My point is:
If we want to seriously speak of security, than we might conceive that at an operating system level, amongst many other things, the issue of getting it from the developer to the user without it being tampered with on the way is quite an important point, less we ridicule ourselves. Currently this is how far I get on a practical level on this particular link of the security chain:
1. Probably the safest thing to do is buy a mac or windows cd in the shop, although there is (for me) no way of knowing how safe that really is.
2. Some linux distro's I see now do have certified https, like fedora which puts gpg fingerprints (SHA1) of their public keys on their certified website.
3. Other distros have md5 hashes over certified https, like ubuntu. (virtually a shared fourth place with debian)
4. debian, which for a general user which has not been able to in a safe way obtain a chain of trust to the Debian CD signing key (read: next to everyone), it boils down to, well, plain http!
Whenever I need to install a secure system, or advise someone on how to do that, I will have to pick something from that list or avoid using a computer altogether. MD5 is truly ridiculous, so I won't go into it (google search will). Https has like I said serious drawbacks that are unfortunately not known by the people using it, and unfortunately are not turned up easily by a web search. I would avoid having to go into details about it unless there is a true genuine need for a security review of https (amongst other reasons because I don't consider myself an expert).
So basically, security comes in levels. Truly secure we have nothing at the moment. Somewhat secure is https and web of trust. Not at all secure is md5 or plain http, when we are talking about releasiing something to the public.
You don't trust pgp webs of trust, nor https, nor md5 checksums of debian sources.

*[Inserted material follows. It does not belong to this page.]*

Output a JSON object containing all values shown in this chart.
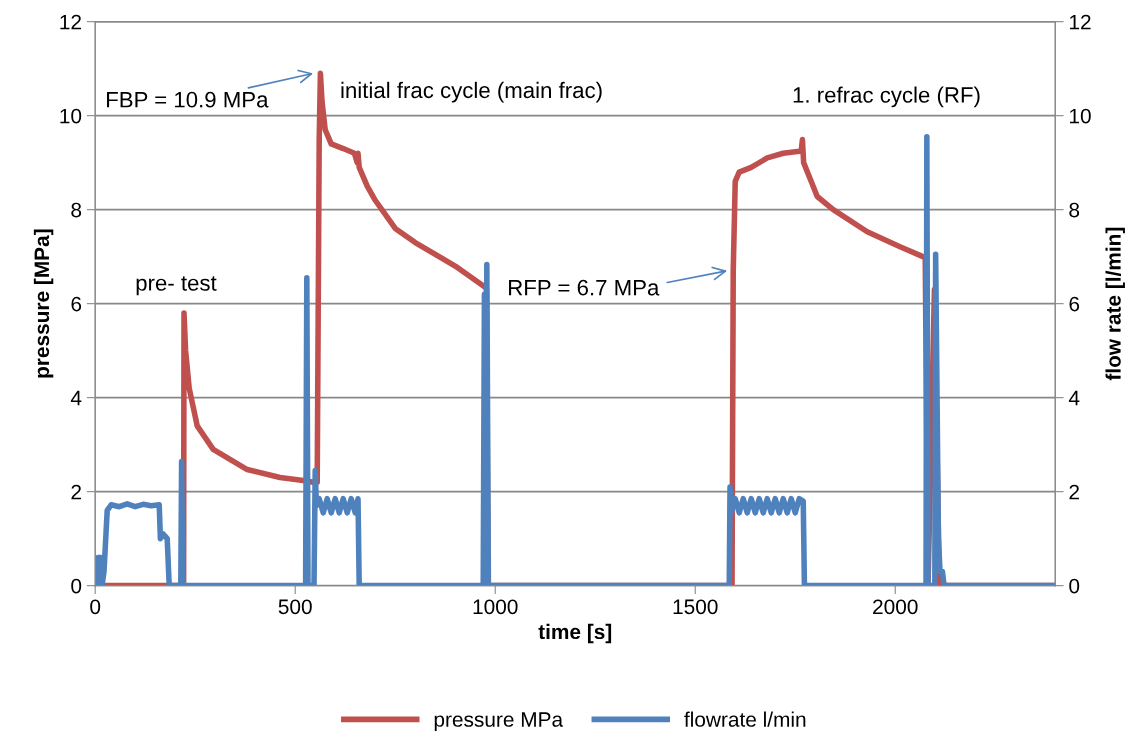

So, my point is I feel I want to avoid the "not at all secure" category if I can, and was wondering why that kept me from using debian. I thought I had just missed something.
If I didn't, given the number of people choosing debian for "secure" systems, that is troublesome, and more so because if the lax attitude vs verifying the installation media is representative for the whole debian development, than I just want to steer away from it and start telling people to stop using it.